Yep, Situation abnormal, same long-persisting system as happened weeks ago for weeks.
At top_p:0
no response for minutes
a response that has vision based text
a constant loop of “assistant”
also: complete random inconsistent responses when the model does respond - top_p:0 not working at all to normalize the output. Have to go with temp and top p: 0.01. To get the same amount of assistant message spam until max_output_tokens.
The first thing I set, knowing that it would loop, was the maximum output. Useless.
This fault will incur a huge bill, unstoppable by max_output_tokens. Here, setting it to just above the minimum value accepted (which reports the same 35k input usage that would have been 301t for the small image otherwise):
Varying the ranges of max_output_tokens doesn’t vary the bill of the same amount. Nor does terminating a streaming output. I imagine if you sent a message with many non-tiny images, the potential cost would not be limited at all by the model context, like you show. It probably also can re-bill for the “deny images” system message of 200+ tokens that is exempted, that OpenAI attempts to make secret.
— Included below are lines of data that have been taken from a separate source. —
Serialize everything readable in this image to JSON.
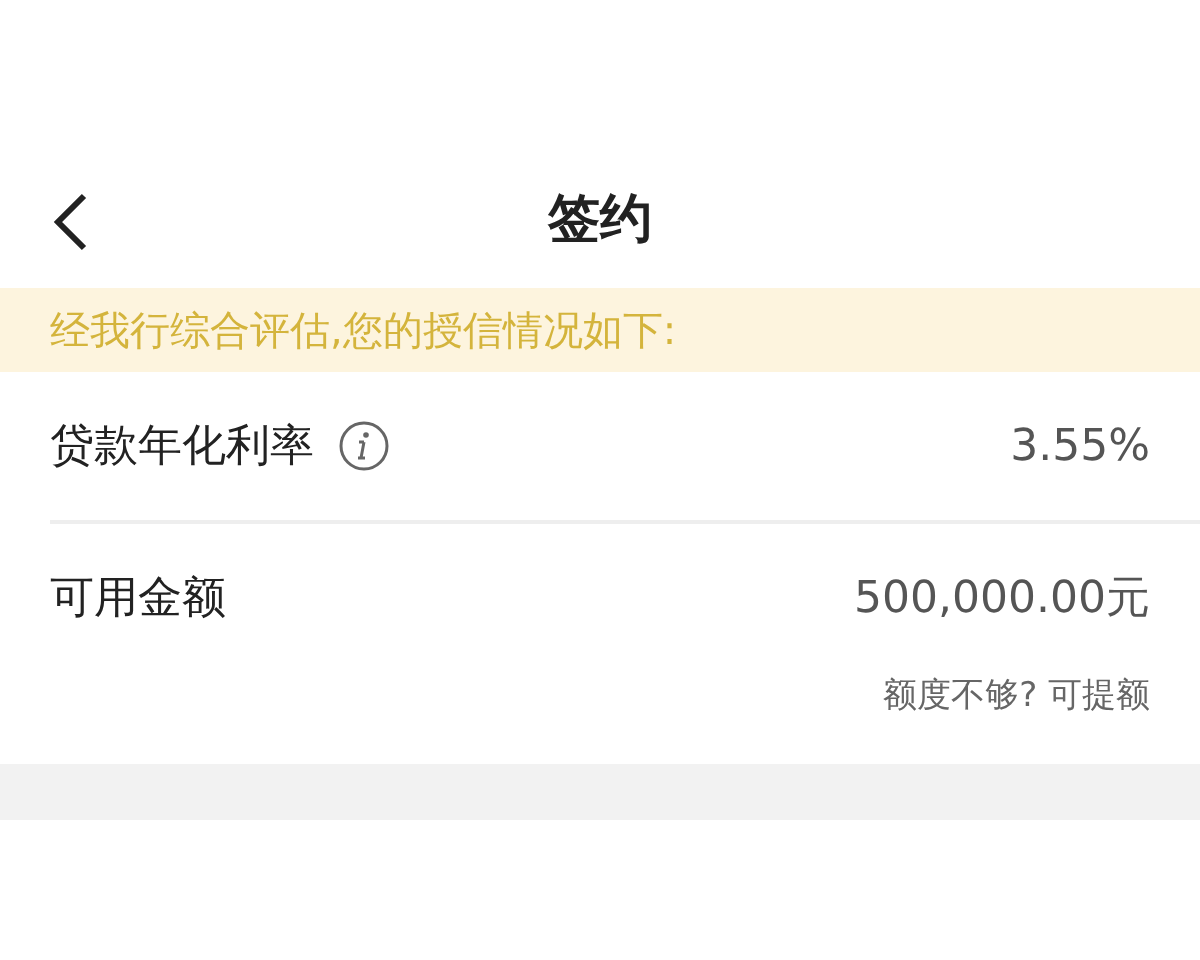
{
  "nav": {
    "title": "签约"
  },
  "notice": "经我行综合评估,您的授信情况如下:",
  "rows": [
    {
      "label": "贷款年化利率",
      "info": true,
      "value": "3.55%"
    },
    {
      "label": "可用金额",
      "info": false,
      "value": "500,000.00元"
    }
  ],
  "hint": "额度不够? 可提额"
}
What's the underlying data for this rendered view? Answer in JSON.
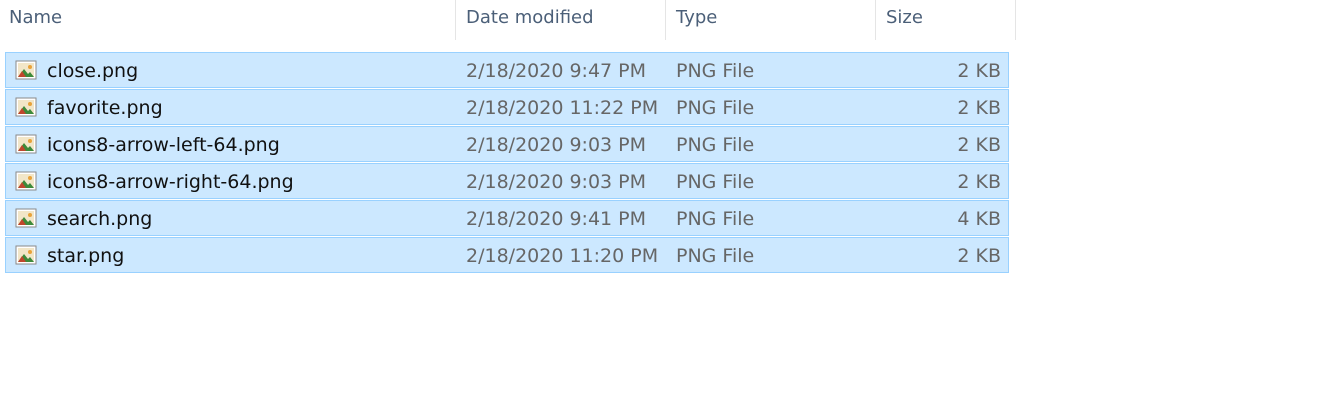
{
  "columns": {
    "name": "Name",
    "date_modified": "Date modified",
    "type": "Type",
    "size": "Size"
  },
  "files": [
    {
      "name": "close.png",
      "date_modified": "2/18/2020 9:47 PM",
      "type": "PNG File",
      "size": "2 KB",
      "icon": "image-file-icon"
    },
    {
      "name": "favorite.png",
      "date_modified": "2/18/2020 11:22 PM",
      "type": "PNG File",
      "size": "2 KB",
      "icon": "image-file-icon"
    },
    {
      "name": "icons8-arrow-left-64.png",
      "date_modified": "2/18/2020 9:03 PM",
      "type": "PNG File",
      "size": "2 KB",
      "icon": "image-file-icon"
    },
    {
      "name": "icons8-arrow-right-64.png",
      "date_modified": "2/18/2020 9:03 PM",
      "type": "PNG File",
      "size": "2 KB",
      "icon": "image-file-icon"
    },
    {
      "name": "search.png",
      "date_modified": "2/18/2020 9:41 PM",
      "type": "PNG File",
      "size": "4 KB",
      "icon": "image-file-icon"
    },
    {
      "name": "star.png",
      "date_modified": "2/18/2020 11:20 PM",
      "type": "PNG File",
      "size": "2 KB",
      "icon": "image-file-icon"
    }
  ],
  "colors": {
    "selection_background": "#cce8ff",
    "selection_border": "#99d1ff",
    "header_text": "#4b5f78"
  }
}
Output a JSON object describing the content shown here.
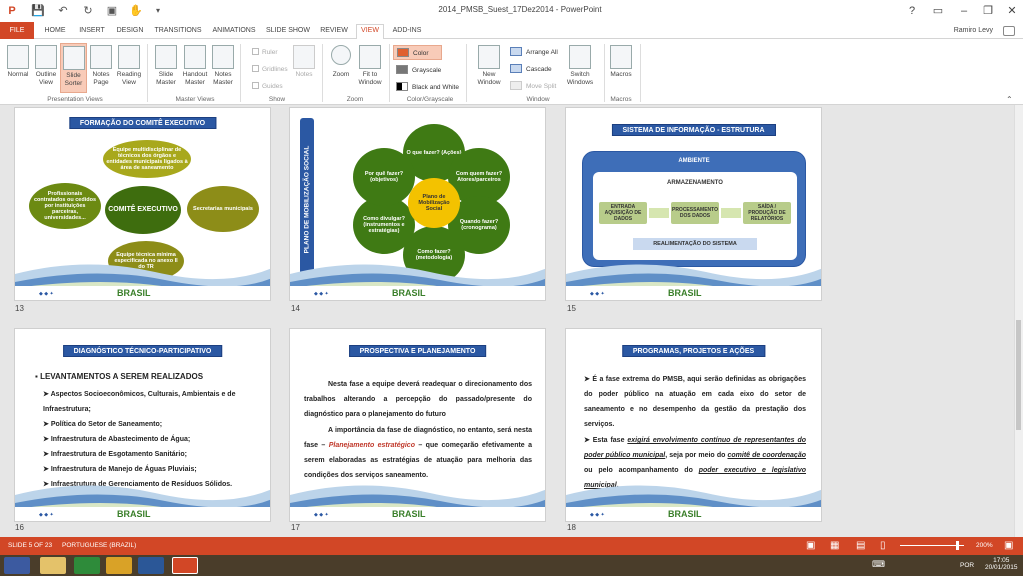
{
  "window": {
    "title": "2014_PMSB_Suest_17Dez2014 - PowerPoint",
    "help": "?",
    "user": "Ramiro Levy"
  },
  "tabs": [
    "FILE",
    "HOME",
    "INSERT",
    "DESIGN",
    "TRANSITIONS",
    "ANIMATIONS",
    "SLIDE SHOW",
    "REVIEW",
    "VIEW",
    "ADD-INS"
  ],
  "ribbon": {
    "presentation_views": {
      "label": "Presentation Views",
      "buttons": [
        "Normal",
        "Outline View",
        "Slide Sorter",
        "Notes Page",
        "Reading View"
      ]
    },
    "master_views": {
      "label": "Master Views",
      "buttons": [
        "Slide Master",
        "Handout Master",
        "Notes Master"
      ]
    },
    "show": {
      "label": "Show",
      "items": [
        "Ruler",
        "Gridlines",
        "Guides"
      ],
      "notes": "Notes"
    },
    "zoom": {
      "label": "Zoom",
      "buttons": [
        "Zoom",
        "Fit to Window"
      ]
    },
    "color": {
      "label": "Color/Grayscale",
      "items": [
        "Color",
        "Grayscale",
        "Black and White"
      ]
    },
    "window": {
      "label": "Window",
      "new_window": "New Window",
      "items": [
        "Arrange All",
        "Cascade",
        "Move Split"
      ],
      "switch": "Switch Windows"
    },
    "macros": {
      "label": "Macros",
      "button": "Macros"
    }
  },
  "slides": [
    {
      "num": "13",
      "title": "FORMAÇÃO DO COMITÊ EXECUTIVO",
      "center": "COMITÊ EXECUTIVO",
      "nodes": [
        "Equipe multidisciplinar de técnicos dos órgãos e entidades municipais ligados à área de saneamento",
        "Profissionais contratados ou cedidos por instituições parceiras, universidades...",
        "Secretarias municipais",
        "Equipe técnica mínima especificada no anexo II do TR"
      ]
    },
    {
      "num": "14",
      "title": "PLANO DE MOBILIZAÇÃO SOCIAL",
      "center": "Plano de Mobilização Social",
      "nodes": [
        "O que fazer? (Ações)",
        "Com quem fazer? Atores/parceiros",
        "Quando fazer? (cronograma)",
        "Como fazer? (metodologia)",
        "Como divulgar? (instrumentos e estratégias)",
        "Por quê fazer? (objetivos)"
      ]
    },
    {
      "num": "15",
      "title": "SISTEMA DE INFORMAÇÃO - ESTRUTURA",
      "ambiente": "AMBIENTE",
      "armazenamento": "ARMAZENAMENTO",
      "boxes": [
        "ENTRADA AQUISIÇÃO DE DADOS",
        "PROCESSAMENTO DOS DADOS",
        "SAÍDA / PRODUÇÃO DE RELATÓRIOS"
      ],
      "feedback": "REALIMENTAÇÃO DO SISTEMA"
    },
    {
      "num": "16",
      "title": "DIAGNÓSTICO TÉCNICO-PARTICIPATIVO",
      "heading": "LEVANTAMENTOS A SEREM REALIZADOS",
      "items": [
        "Aspectos Socioeconômicos, Culturais, Ambientais e de Infraestrutura;",
        "Política do Setor de Saneamento;",
        "Infraestrutura de Abastecimento de Água;",
        "Infraestrutura de Esgotamento Sanitário;",
        "Infraestrutura de Manejo de Águas Pluviais;",
        "Infraestrutura de Gerenciamento de Resíduos Sólidos."
      ]
    },
    {
      "num": "17",
      "title": "PROSPECTIVA E PLANEJAMENTO",
      "p1": "Nesta fase a equipe deverá readequar o direcionamento dos trabalhos alterando a percepção do passado/presente do diagnóstico para o planejamento do futuro",
      "p2a": "A importância da fase de diagnóstico, no entanto, será nesta fase –",
      "p2em": "Planejamento estratégico",
      "p2b": "– que começarão efetivamente a serem elaboradas as estratégias de atuação para melhoria das condições dos serviços saneamento."
    },
    {
      "num": "18",
      "title": "PROGRAMAS, PROJETOS E AÇÕES",
      "b1": "É a fase extrema do PMSB, aqui serão definidas as obrigações do poder público na atuação em cada eixo do setor de saneamento e no desempenho da gestão da prestação dos serviços.",
      "b2a": "Esta fase",
      "b2em1": "exigirá envolvimento contínuo de representantes do poder público municipal",
      "b2b": ", seja por meio do",
      "b2em2": "comitê de coordenação",
      "b2c": "ou pelo acompanhamento do",
      "b2em3": "poder executivo e legislativo municipal",
      "b2d": "."
    }
  ],
  "footer": {
    "brasil": "BRASIL"
  },
  "status": {
    "slide": "SLIDE 5 OF 23",
    "language": "PORTUGUESE (BRAZIL)",
    "zoom": "200%"
  },
  "taskbar": {
    "time": "17:05",
    "date": "20/01/2015",
    "lang": "POR"
  }
}
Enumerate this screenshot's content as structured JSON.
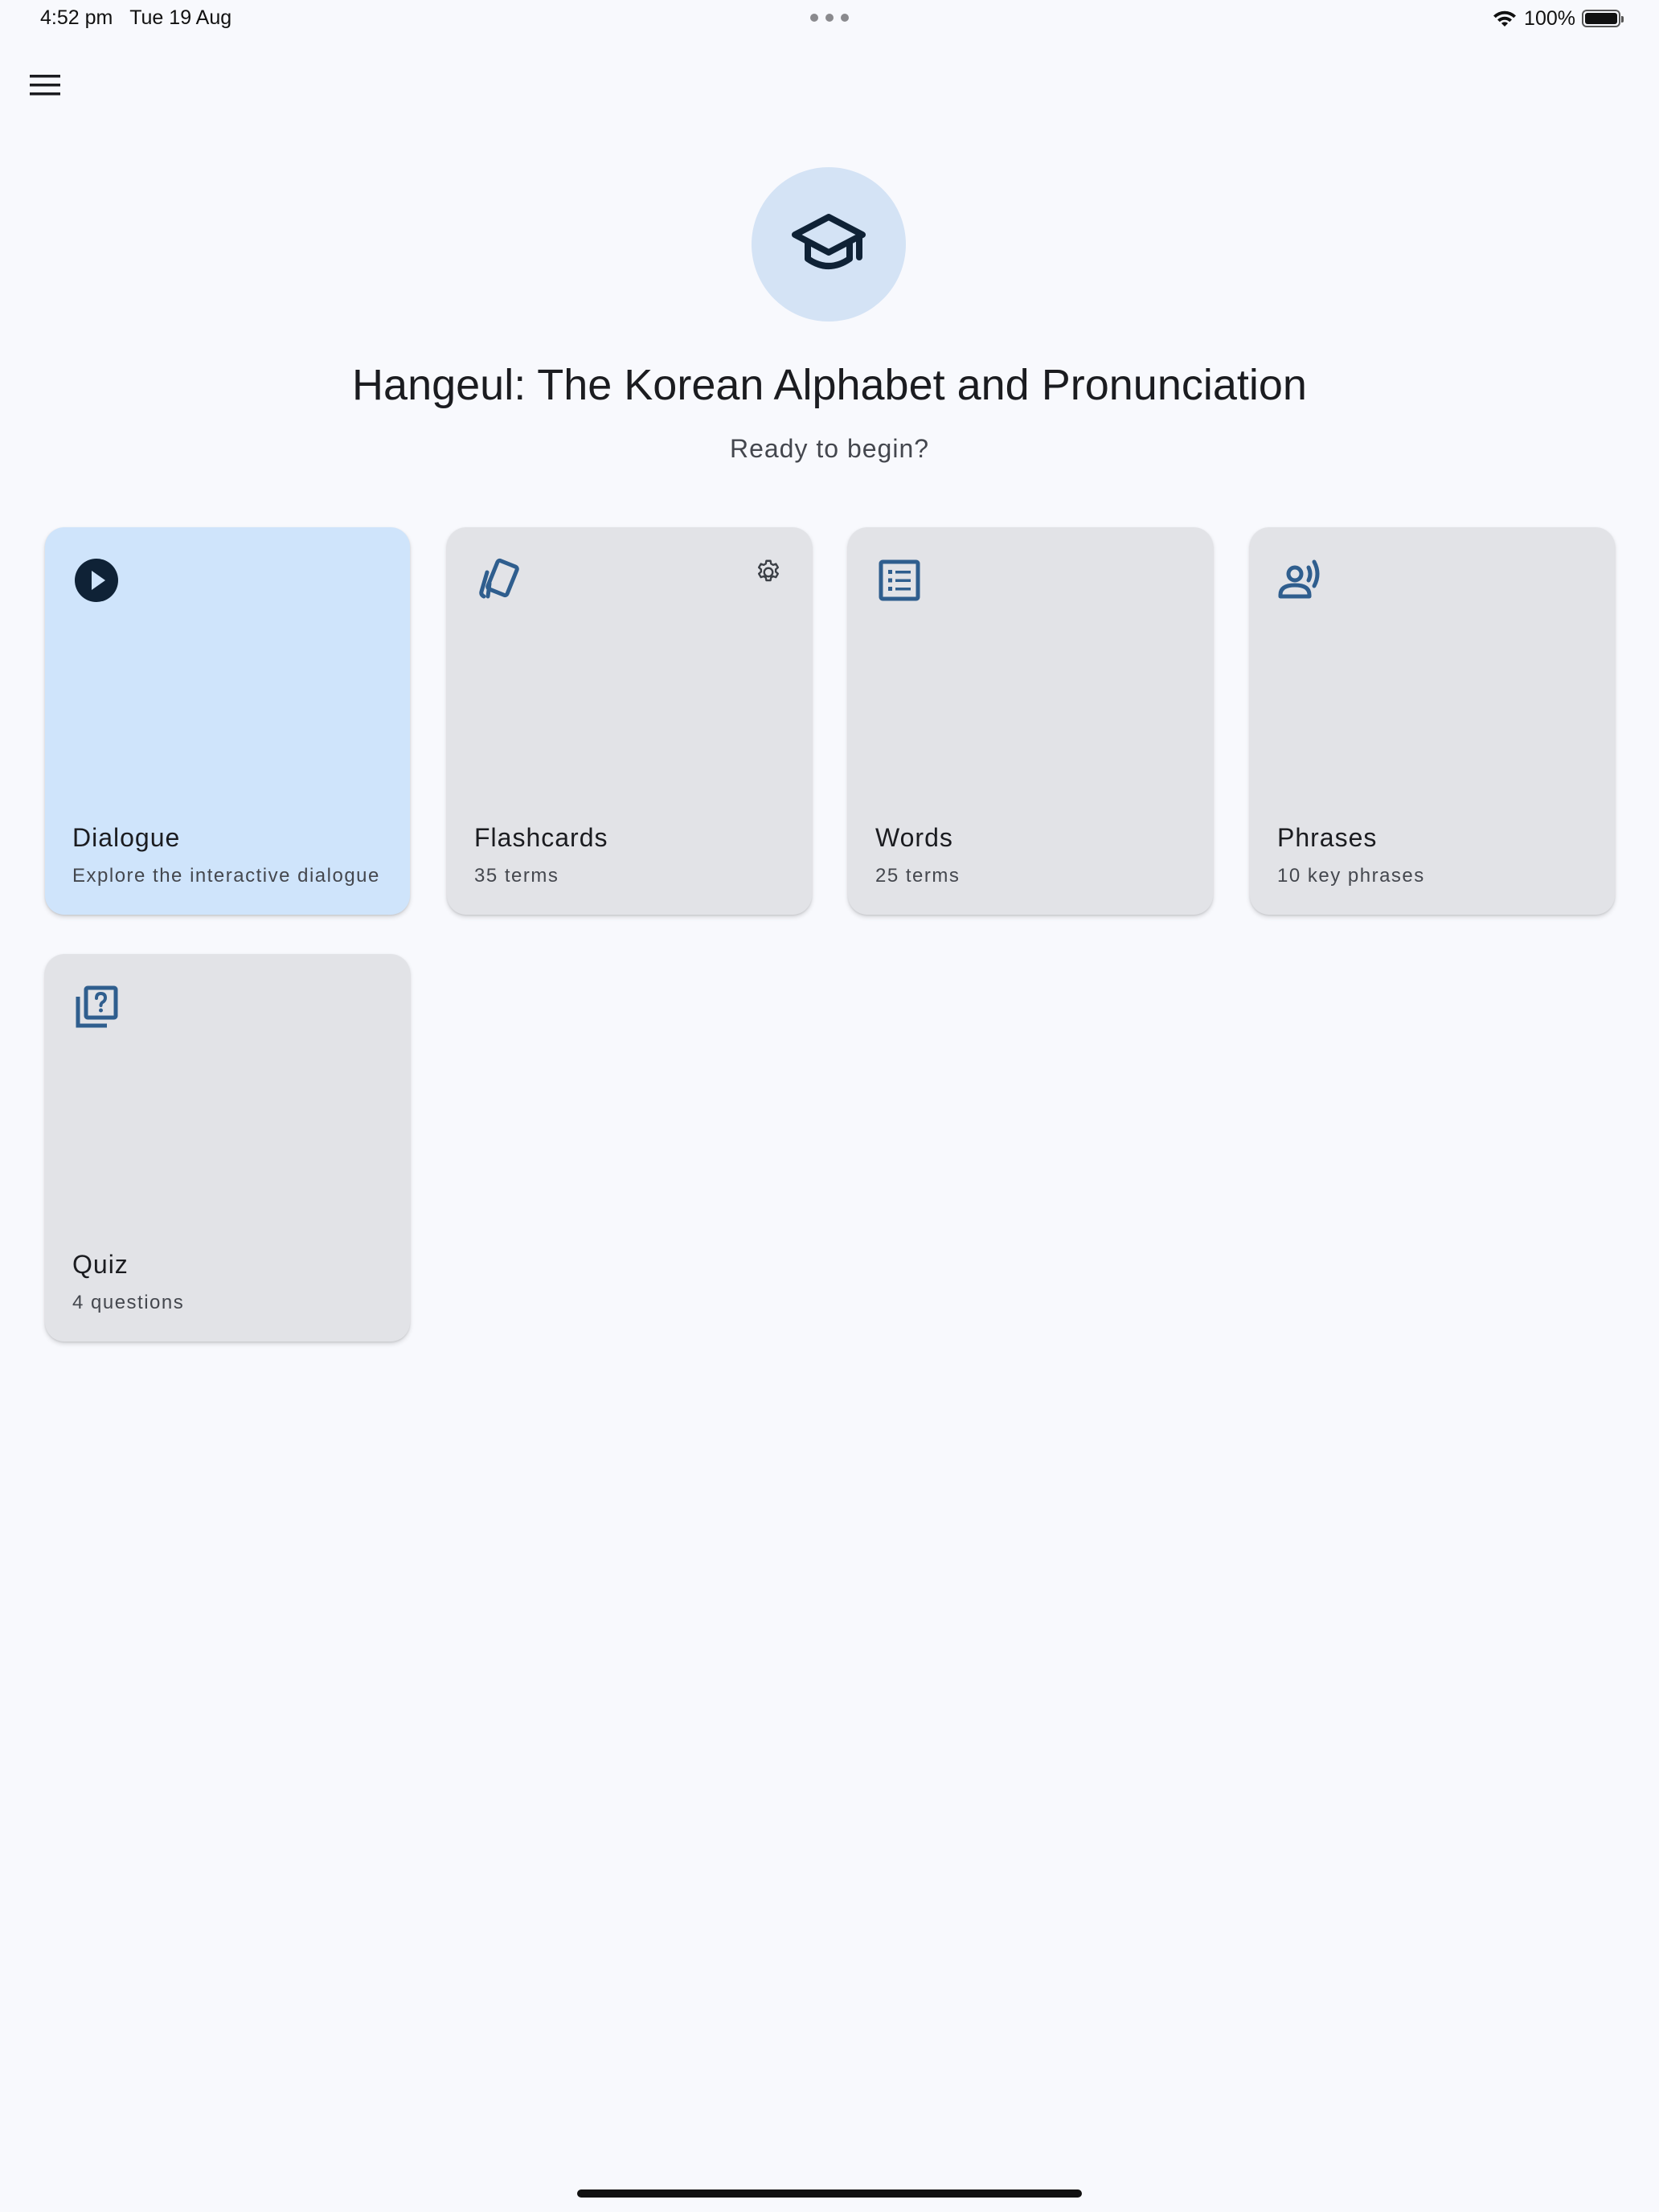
{
  "status_bar": {
    "time": "4:52 pm",
    "date": "Tue 19 Aug",
    "battery_percent": "100%",
    "battery_level": 1.0
  },
  "header": {
    "menu_icon": "hamburger-menu-icon"
  },
  "hero": {
    "icon": "graduation-cap-icon",
    "title": "Hangeul: The Korean Alphabet and Pronunciation",
    "subtitle": "Ready to begin?"
  },
  "colors": {
    "background": "#f8f9fd",
    "active_card": "#cfe4fb",
    "card": "#e2e3e7",
    "icon_accent": "#2f5e8e",
    "hero_circle": "#d4e3f5"
  },
  "cards": [
    {
      "title": "Dialogue",
      "subtitle": "Explore the interactive dialogue",
      "icon": "play-circle-icon",
      "active": true
    },
    {
      "title": "Flashcards",
      "subtitle": "35 terms",
      "icon": "flashcards-icon",
      "settings_icon": "gear-icon"
    },
    {
      "title": "Words",
      "subtitle": "25 terms",
      "icon": "list-icon"
    },
    {
      "title": "Phrases",
      "subtitle": "10 key phrases",
      "icon": "speaking-person-icon"
    },
    {
      "title": "Quiz",
      "subtitle": "4 questions",
      "icon": "quiz-icon"
    }
  ]
}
This massively violates the API promise of max_output_tokens being a billing limit.
To stop any support time-wasting and render “provide a request id” useless to delay action:
Empty response and nonstop output: x-request-id req_f48bdc55509442b6a033864f1d7aea8b, req_54a906c37e774230a84105c9b04f0caf
Empty response and terminates on one: x-request-id req_e2422e2c709e496582b656864bd0ddf1
The playground seems to be only demonstrating one empty assistant output when it happens about 50% of the time currently, yet even at max_output_tokens=16 and the tiniest of images for 282t input:
Chat Completions:
1 in 10 or so, exactly the same fault as before there too, instead of going loopy:
Another thing that happened was base 4o (gpt-4o-2024-08-06) spat my json schema def back at me and continued to give empty messages and new lines till it reached the output token limit of 5k.
Hey everyone, We believe this issue should be resolved now as our engineering team has deployed a fix. Please let us know, if you are still facing the issue. Thank you!